How to (Allow Yourself to) be More Vulnerability in Relationships

When I think of vulnerability, I like to differentiate the three types of situations because the vulnerability and the emotional bonding can look quite different in each of these situations.
The first is when the vulnerability is about something that happened outside of that relationship - when it doesn’t involve your partner, and they are not emotionally entangled in the situation the same way as you are. It’s an experience or situation that’s effecting you, and you’re inviting your partner or your friend into your world by opening-up to them. This form of vulnerability is relatively easier both for you and your partner.
The second type of situation is where you open-up and choose to be bring your guards down with a person, who is also involved in that situation.
For example, when two people are grieving - they understand the emotions and the pain of the loss that the other might be experiencing because they too are holding similar emotions, and by sharing and supporting each other, they can relieve each other’s burdens.
If you both are having similar emotions - then understanding one another becomes easier, that flow of empathy becomes easier, and it makes the bonding experience a lot smoother.
But the most difficult form of vulnerability is when it does involve the other person, but you both are looking at the situation from different perspectives, or maybe you’re being vulnerable with the person who caused the discomfort in the first place.
For example, if your partner forgot a special date, like a birthday or an anniversary, and you’re feeling hurt from that. Not just because they didn’t give you a card or a gift, but because you feel like you don’t matter, because you’re not as important.
Approaching that is the most difficult form of vulnerability because you’re being vulnerable with the person who you associate with that discomfort in the first place, and YET that’s where vulnerability can be most powerful, most impactful as well.
In those moments, you might find it easier to withdraw or emotionally shutdown, because talking about it is vulnerability. Opening-up about it is vulnerability. But when that happens, when you don’t share or communicate when you feel hurt by your partner, or disappointed in their actions, you’re not really avoiding that uncomfortable conversation. It’s only a matter of time before all that frustration and resentment explodes out into an argument, and often comes out to be much worse because of all the resentment and frustration that festers within you this whole time. Something that could have been taken care of with a bandaid now needs sutures.

Vulnerability is the only bridge to build connection.
Another way in which people often avoid being vulnerable is by making subtle gestures to letting their partner know that something is upsetting them, but not saying it out right. For example, giving a cold shoulder without telling why or even withholding sex as a form of payback, but all these “subtle gestures” in reality just come out as passive aggressive moves, and makes misunderstanding and tension in the relationship worse.
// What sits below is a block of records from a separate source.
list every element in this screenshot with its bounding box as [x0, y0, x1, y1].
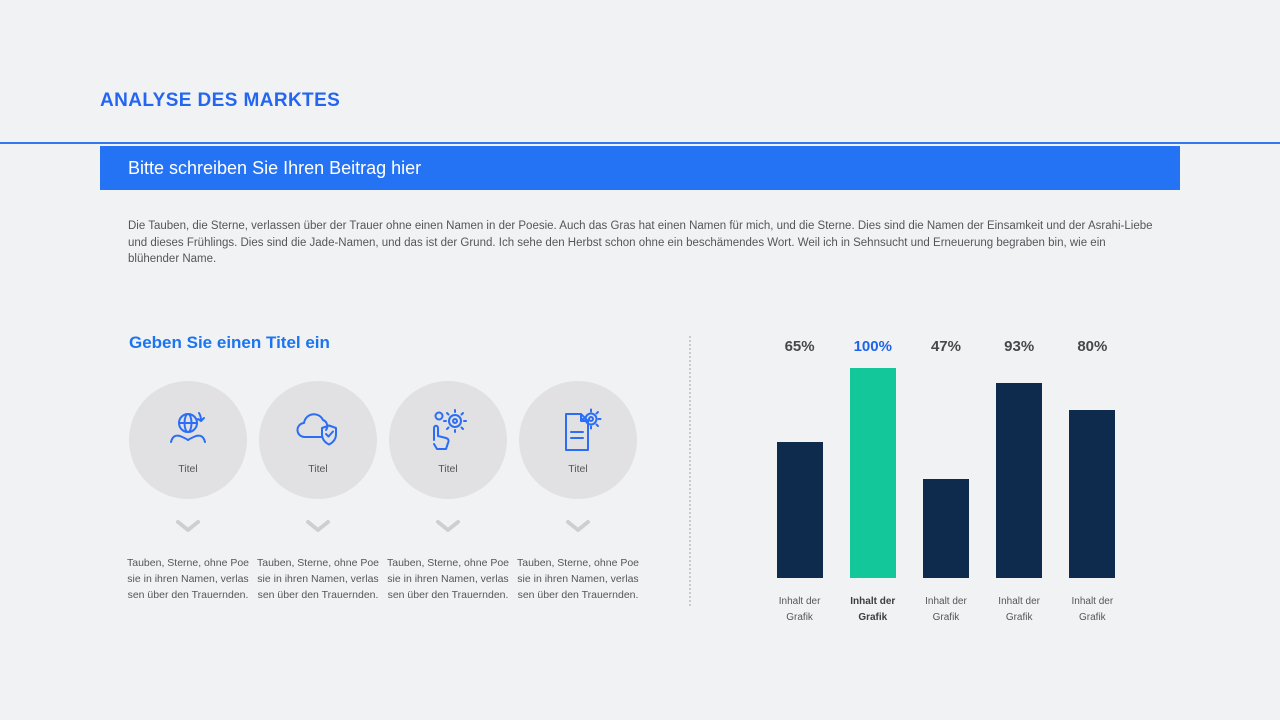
page-title: ANALYSE DES MARKTES	[100, 90, 341, 111]
feature-caption: Tauben, Sterne, ohne Poesie in ihren Nam…	[387, 557, 510, 601]
feature-item: Titel Tauben, Sterne, ohne Poesie in ihr…	[123, 381, 253, 603]
feature-title: Titel	[178, 462, 198, 475]
bar-column: 100% Inhalt der Grafik	[836, 338, 909, 625]
bar-value-label: 100%	[853, 338, 892, 355]
feature-caption: Tauben, Sterne, ohne Poesie in ihren Nam…	[257, 557, 380, 601]
bar-value-label: 80%	[1077, 338, 1108, 355]
bar-column: 80% Inhalt der Grafik	[1056, 338, 1129, 625]
document-gear-icon	[552, 406, 604, 458]
bar	[1069, 410, 1116, 578]
bar-column: 47% Inhalt der Grafik	[909, 338, 982, 625]
banner-text: Bitte schreiben Sie Ihren Beitrag hier	[128, 157, 422, 178]
bar-category-label: Inhalt der Grafik	[1071, 596, 1114, 623]
chevron-down-icon	[175, 519, 201, 533]
section-heading: Geben Sie einen Titel ein	[129, 333, 330, 352]
feature-circle: Titel	[519, 381, 637, 499]
bar-category-label: Inhalt der Grafik	[850, 596, 896, 623]
header-divider-line	[0, 142, 1280, 144]
feature-item: Titel Tauben, Sterne, ohne Poesie in ihr…	[383, 381, 513, 603]
bar-value-label: 93%	[1004, 338, 1035, 355]
bar	[849, 368, 896, 578]
bar-column: 93% Inhalt der Grafik	[983, 338, 1056, 625]
bar-chart: 65% Inhalt der Grafik 100% Inhalt der Gr…	[763, 338, 1129, 625]
banner: Bitte schreiben Sie Ihren Beitrag hier	[100, 146, 1180, 190]
hands-globe-icon	[162, 406, 214, 458]
cloud-shield-icon	[292, 406, 344, 458]
bar-category-label: Inhalt der Grafik	[998, 596, 1040, 623]
feature-title: Titel	[308, 462, 328, 475]
bar	[996, 382, 1043, 578]
chevron-down-icon	[305, 519, 331, 533]
feature-caption: Tauben, Sterne, ohne Poesie in ihren Nam…	[517, 557, 640, 601]
vertical-dotted-divider	[689, 336, 691, 606]
feature-circle: Titel	[259, 381, 377, 499]
bar-value-label: 47%	[930, 338, 961, 355]
bar-column: 65% Inhalt der Grafik	[763, 338, 836, 625]
bar-category-label: Inhalt der Grafik	[925, 596, 967, 623]
feature-item: Titel Tauben, Sterne, ohne Poesie in ihr…	[253, 381, 383, 603]
bar	[776, 441, 823, 578]
chevron-down-icon	[435, 519, 461, 533]
feature-circle: Titel	[129, 381, 247, 499]
chevron-down-icon	[565, 519, 591, 533]
feature-title: Titel	[438, 462, 458, 475]
feature-caption: Tauben, Sterne, ohne Poesie in ihren Nam…	[127, 557, 250, 601]
feature-items-row: Titel Tauben, Sterne, ohne Poesie in ihr…	[123, 381, 643, 603]
bar-category-label: Inhalt der Grafik	[778, 596, 821, 623]
bar-value-label: 65%	[784, 338, 815, 355]
feature-title: Titel	[568, 462, 588, 475]
body-paragraph: Die Tauben, die Sterne, verlassen über d…	[128, 220, 1153, 265]
feature-item: Titel Tauben, Sterne, ohne Poesie in ihr…	[513, 381, 643, 603]
bar	[922, 479, 969, 578]
feature-circle: Titel	[389, 381, 507, 499]
hand-gears-icon	[422, 406, 474, 458]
The truth is that neither passive aggressiveness, nor shutting down is going to help maintain the harmony or the emotional closeness in that moment.
But, there’s a deeper way to share something, that’s even closer to your heart, and that is to invite your partner into your emotional world, to invite them into your experience and share it with them.
You have the trust in your partner and your relationship to open-up and communicate. Opening-up is vulnerability, communicating is vulnerability, but when you feel hurt, especially in your relationship, being vulnerable, communicating your emotions and expectations is the only path to resolving that experience.
And when you invite your partner into your world by being emotionally vulnerable with them, then they are also less likely to feel like you’re blaming them. Instead of feeling like you both are on opposite teams, the shared experiences and perspectives, put you both on the same team working towards the same goals of holding and comforting your emotions at that time.
So when you open-up with someone, when you’re being vulnerable with someone, remember that you’re giving them a gift. You’re giving them an opportunity to take that relationship or that friendship to a hold different level.
By simply choosing integrity, by simply choosing to keep your trust, and be there for you in that moment. This choice, this intentional choice that both of you can make in those moments of vulnerability will give you that assurance and that reminder that you matter to them, and it allows them to see that you trust them enough to be vulnerable with them. It allows your bond to grow closer and stronger.
And that’s exactly the opportunity that you give yourself and your partner, but most importantly, to your relationship, by simply choosing to take the risk of being vulnerable.